I have had the same wok for 14 years since I graduated from highschool. The airport authority thought it was a bomb when they saw it in the x-ray machine as I brought it back from home in my luggage. Same one. I love mine b/c it has a wooden handle and I can hold on to it while I cook and shake it all around. I abuse it and it has taken all the abuse and more.

After I got the thing I just started cooking with it. It is cast iron and it was already black and seasoned. Heat it up well before you start to cook with it, add a good oil, peanut, canola or grapeseed and cook away.
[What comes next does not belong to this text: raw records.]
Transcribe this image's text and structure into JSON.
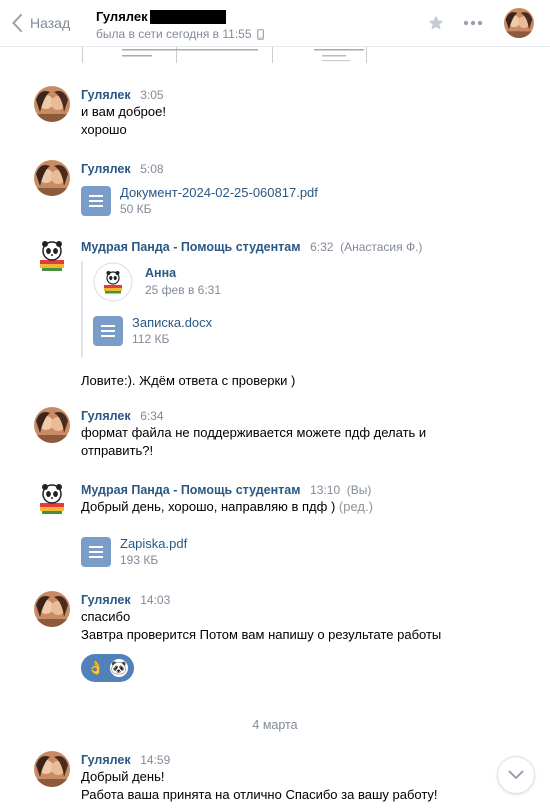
{
  "header": {
    "back_label": "Назад",
    "peer_name": "Гулялек",
    "status": "была в сети сегодня в 11:55"
  },
  "messages": [
    {
      "author": "Гулялек",
      "time": "3:05",
      "lines": [
        "и вам доброе!",
        "хорошо"
      ]
    },
    {
      "author": "Гулялек",
      "time": "5:08",
      "doc": {
        "name": "Документ-2024-02-25-060817.pdf",
        "size": "50 КБ"
      }
    },
    {
      "author": "Мудрая Панда - Помощь студентам",
      "time": "6:32",
      "time_extra": "(Анастасия Ф.)",
      "forward": {
        "author": "Анна",
        "date": "25 фев в 6:31",
        "doc": {
          "name": "Записка.docx",
          "size": "112 КБ"
        }
      },
      "after_text": "Ловите:). Ждём ответа с проверки )"
    },
    {
      "author": "Гулялек",
      "time": "6:34",
      "lines": [
        "формат файла не поддерживается можете пдф делать и",
        "отправить?!"
      ]
    },
    {
      "author": "Мудрая Панда - Помощь студентам",
      "time": "13:10",
      "time_extra": "(Вы)",
      "text": "Добрый день, хорошо, направляю в пдф )",
      "edited": "(ред.)",
      "doc": {
        "name": "Zapiska.pdf",
        "size": "193 КБ"
      }
    },
    {
      "author": "Гулялек",
      "time": "14:03",
      "lines": [
        "спасибо",
        "Завтра проверится Потом вам напишу о результате работы"
      ]
    },
    {
      "author": "Гулялек",
      "time": "14:59",
      "lines": [
        "Добрый день!",
        "Работа ваша принята на отлично Спасибо за вашу работу!"
      ]
    }
  ],
  "reactions": {
    "first": "👌",
    "second": "🐼"
  },
  "date_separator": "4 марта",
  "icons": {
    "back": "chevron-left-icon",
    "phone": "mobile-phone-icon",
    "star": "star-icon",
    "more": "more-dots-icon",
    "doc": "document-icon",
    "scroll": "chevron-down-icon"
  },
  "colors": {
    "link": "#2a5885",
    "muted": "#828a99",
    "doc_icon": "#7a9cc9",
    "reaction_bg": "#5181b8"
  }
}
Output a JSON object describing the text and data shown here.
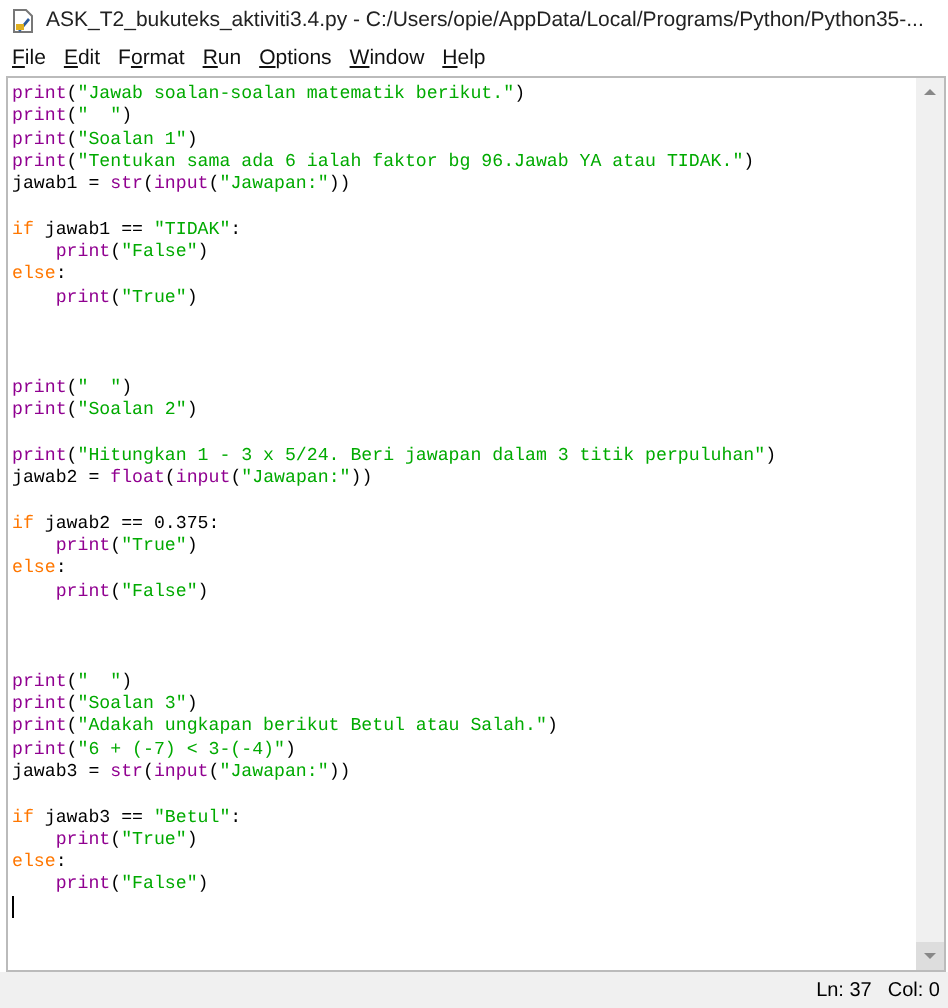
{
  "window": {
    "title": "ASK_T2_bukuteks_aktiviti3.4.py - C:/Users/opie/AppData/Local/Programs/Python/Python35-..."
  },
  "menu": [
    {
      "access_key": "F",
      "rest": "ile"
    },
    {
      "access_key": "E",
      "rest": "dit"
    },
    {
      "lead": "F",
      "access_key": "o",
      "rest": "rmat"
    },
    {
      "access_key": "R",
      "rest": "un"
    },
    {
      "access_key": "O",
      "rest": "ptions"
    },
    {
      "access_key": "W",
      "rest": "indow"
    },
    {
      "access_key": "H",
      "rest": "elp"
    }
  ],
  "editor": {
    "lines": [
      {
        "kind": "code",
        "tokens": [
          {
            "kind": "builtin",
            "text": "print"
          },
          {
            "kind": "plain",
            "text": "("
          },
          {
            "kind": "string",
            "text": "\"Jawab soalan-soalan matematik berikut.\""
          },
          {
            "kind": "plain",
            "text": ")"
          }
        ]
      },
      {
        "kind": "code",
        "tokens": [
          {
            "kind": "builtin",
            "text": "print"
          },
          {
            "kind": "plain",
            "text": "("
          },
          {
            "kind": "string",
            "text": "\"  \""
          },
          {
            "kind": "plain",
            "text": ")"
          }
        ]
      },
      {
        "kind": "code",
        "tokens": [
          {
            "kind": "builtin",
            "text": "print"
          },
          {
            "kind": "plain",
            "text": "("
          },
          {
            "kind": "string",
            "text": "\"Soalan 1\""
          },
          {
            "kind": "plain",
            "text": ")"
          }
        ]
      },
      {
        "kind": "code",
        "tokens": [
          {
            "kind": "builtin",
            "text": "print"
          },
          {
            "kind": "plain",
            "text": "("
          },
          {
            "kind": "string",
            "text": "\"Tentukan sama ada 6 ialah faktor bg 96.Jawab YA atau TIDAK.\""
          },
          {
            "kind": "plain",
            "text": ")"
          }
        ]
      },
      {
        "kind": "code",
        "tokens": [
          {
            "kind": "plain",
            "text": "jawab1 = "
          },
          {
            "kind": "builtin",
            "text": "str"
          },
          {
            "kind": "plain",
            "text": "("
          },
          {
            "kind": "builtin",
            "text": "input"
          },
          {
            "kind": "plain",
            "text": "("
          },
          {
            "kind": "string",
            "text": "\"Jawapan:\""
          },
          {
            "kind": "plain",
            "text": "))"
          }
        ]
      },
      {
        "kind": "blank"
      },
      {
        "kind": "code",
        "tokens": [
          {
            "kind": "keyword",
            "text": "if"
          },
          {
            "kind": "plain",
            "text": " jawab1 == "
          },
          {
            "kind": "string",
            "text": "\"TIDAK\""
          },
          {
            "kind": "plain",
            "text": ":"
          }
        ]
      },
      {
        "kind": "indented",
        "tokens": [
          {
            "kind": "builtin",
            "text": "print"
          },
          {
            "kind": "plain",
            "text": "("
          },
          {
            "kind": "string",
            "text": "\"False\""
          },
          {
            "kind": "plain",
            "text": ")"
          }
        ]
      },
      {
        "kind": "code",
        "tokens": [
          {
            "kind": "keyword",
            "text": "else"
          },
          {
            "kind": "plain",
            "text": ":"
          }
        ]
      },
      {
        "kind": "indented",
        "tokens": [
          {
            "kind": "builtin",
            "text": "print"
          },
          {
            "kind": "plain",
            "text": "("
          },
          {
            "kind": "string",
            "text": "\"True\""
          },
          {
            "kind": "plain",
            "text": ")"
          }
        ]
      },
      {
        "kind": "blank"
      },
      {
        "kind": "blank"
      },
      {
        "kind": "blank"
      },
      {
        "kind": "code",
        "tokens": [
          {
            "kind": "builtin",
            "text": "print"
          },
          {
            "kind": "plain",
            "text": "("
          },
          {
            "kind": "string",
            "text": "\"  \""
          },
          {
            "kind": "plain",
            "text": ")"
          }
        ]
      },
      {
        "kind": "code",
        "tokens": [
          {
            "kind": "builtin",
            "text": "print"
          },
          {
            "kind": "plain",
            "text": "("
          },
          {
            "kind": "string",
            "text": "\"Soalan 2\""
          },
          {
            "kind": "plain",
            "text": ")"
          }
        ]
      },
      {
        "kind": "blank"
      },
      {
        "kind": "code",
        "tokens": [
          {
            "kind": "builtin",
            "text": "print"
          },
          {
            "kind": "plain",
            "text": "("
          },
          {
            "kind": "string",
            "text": "\"Hitungkan 1 - 3 x 5/24. Beri jawapan dalam 3 titik perpuluhan\""
          },
          {
            "kind": "plain",
            "text": ")"
          }
        ]
      },
      {
        "kind": "code",
        "tokens": [
          {
            "kind": "plain",
            "text": "jawab2 = "
          },
          {
            "kind": "builtin",
            "text": "float"
          },
          {
            "kind": "plain",
            "text": "("
          },
          {
            "kind": "builtin",
            "text": "input"
          },
          {
            "kind": "plain",
            "text": "("
          },
          {
            "kind": "string",
            "text": "\"Jawapan:\""
          },
          {
            "kind": "plain",
            "text": "))"
          }
        ]
      },
      {
        "kind": "blank"
      },
      {
        "kind": "code",
        "tokens": [
          {
            "kind": "keyword",
            "text": "if"
          },
          {
            "kind": "plain",
            "text": " jawab2 == 0.375:"
          }
        ]
      },
      {
        "kind": "indented",
        "tokens": [
          {
            "kind": "builtin",
            "text": "print"
          },
          {
            "kind": "plain",
            "text": "("
          },
          {
            "kind": "string",
            "text": "\"True\""
          },
          {
            "kind": "plain",
            "text": ")"
          }
        ]
      },
      {
        "kind": "code",
        "tokens": [
          {
            "kind": "keyword",
            "text": "else"
          },
          {
            "kind": "plain",
            "text": ":"
          }
        ]
      },
      {
        "kind": "indented",
        "tokens": [
          {
            "kind": "builtin",
            "text": "print"
          },
          {
            "kind": "plain",
            "text": "("
          },
          {
            "kind": "string",
            "text": "\"False\""
          },
          {
            "kind": "plain",
            "text": ")"
          }
        ]
      },
      {
        "kind": "blank"
      },
      {
        "kind": "blank"
      },
      {
        "kind": "blank"
      },
      {
        "kind": "code",
        "tokens": [
          {
            "kind": "builtin",
            "text": "print"
          },
          {
            "kind": "plain",
            "text": "("
          },
          {
            "kind": "string",
            "text": "\"  \""
          },
          {
            "kind": "plain",
            "text": ")"
          }
        ]
      },
      {
        "kind": "code",
        "tokens": [
          {
            "kind": "builtin",
            "text": "print"
          },
          {
            "kind": "plain",
            "text": "("
          },
          {
            "kind": "string",
            "text": "\"Soalan 3\""
          },
          {
            "kind": "plain",
            "text": ")"
          }
        ]
      },
      {
        "kind": "code",
        "tokens": [
          {
            "kind": "builtin",
            "text": "print"
          },
          {
            "kind": "plain",
            "text": "("
          },
          {
            "kind": "string",
            "text": "\"Adakah ungkapan berikut Betul atau Salah.\""
          },
          {
            "kind": "plain",
            "text": ")"
          }
        ]
      },
      {
        "kind": "code",
        "tokens": [
          {
            "kind": "builtin",
            "text": "print"
          },
          {
            "kind": "plain",
            "text": "("
          },
          {
            "kind": "string",
            "text": "\"6 + (-7) < 3-(-4)\""
          },
          {
            "kind": "plain",
            "text": ")"
          }
        ]
      },
      {
        "kind": "code",
        "tokens": [
          {
            "kind": "plain",
            "text": "jawab3 = "
          },
          {
            "kind": "builtin",
            "text": "str"
          },
          {
            "kind": "plain",
            "text": "("
          },
          {
            "kind": "builtin",
            "text": "input"
          },
          {
            "kind": "plain",
            "text": "("
          },
          {
            "kind": "string",
            "text": "\"Jawapan:\""
          },
          {
            "kind": "plain",
            "text": "))"
          }
        ]
      },
      {
        "kind": "blank"
      },
      {
        "kind": "code",
        "tokens": [
          {
            "kind": "keyword",
            "text": "if"
          },
          {
            "kind": "plain",
            "text": " jawab3 == "
          },
          {
            "kind": "string",
            "text": "\"Betul\""
          },
          {
            "kind": "plain",
            "text": ":"
          }
        ]
      },
      {
        "kind": "indented",
        "tokens": [
          {
            "kind": "builtin",
            "text": "print"
          },
          {
            "kind": "plain",
            "text": "("
          },
          {
            "kind": "string",
            "text": "\"True\""
          },
          {
            "kind": "plain",
            "text": ")"
          }
        ]
      },
      {
        "kind": "code",
        "tokens": [
          {
            "kind": "keyword",
            "text": "else"
          },
          {
            "kind": "plain",
            "text": ":"
          }
        ]
      },
      {
        "kind": "indented",
        "tokens": [
          {
            "kind": "builtin",
            "text": "print"
          },
          {
            "kind": "plain",
            "text": "("
          },
          {
            "kind": "string",
            "text": "\"False\""
          },
          {
            "kind": "plain",
            "text": ")"
          }
        ]
      },
      {
        "kind": "caret"
      }
    ]
  },
  "status_bar": {
    "line": "Ln: 37",
    "column": "Col: 0"
  }
}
After your done wash as you would any other pot or pan I use soap and a scrubbie but make sure to dry it. I don't leave oil on it b/c I don't like the after taste and old oild can get sticky and gummy. It's easy and the best tool in the kitchen. It fries, doughnuts, french fries, fried rice, hash browns, omlettes, stir-fry, spring rolls, etc. It steams, place some water in the wok, then place a sturdy glass bowl in the wok and a plate on top of that, a perfect steamer. Better than bamboo, bamboo absorbs too many odors. Place a while fish on the plate, chicken breasts or ma po tofu and you are set. For recipies, let me know your interested. The only thing I don't make in it is soup, and I prefer my grill pan for steaks and chops. Hope this helps.
post #6 of 6
Correct. Handle wok just as you would any iron skillet in seasoning and maintenance. Do a search of the forums and you'll find lengthy existing threads on both topics.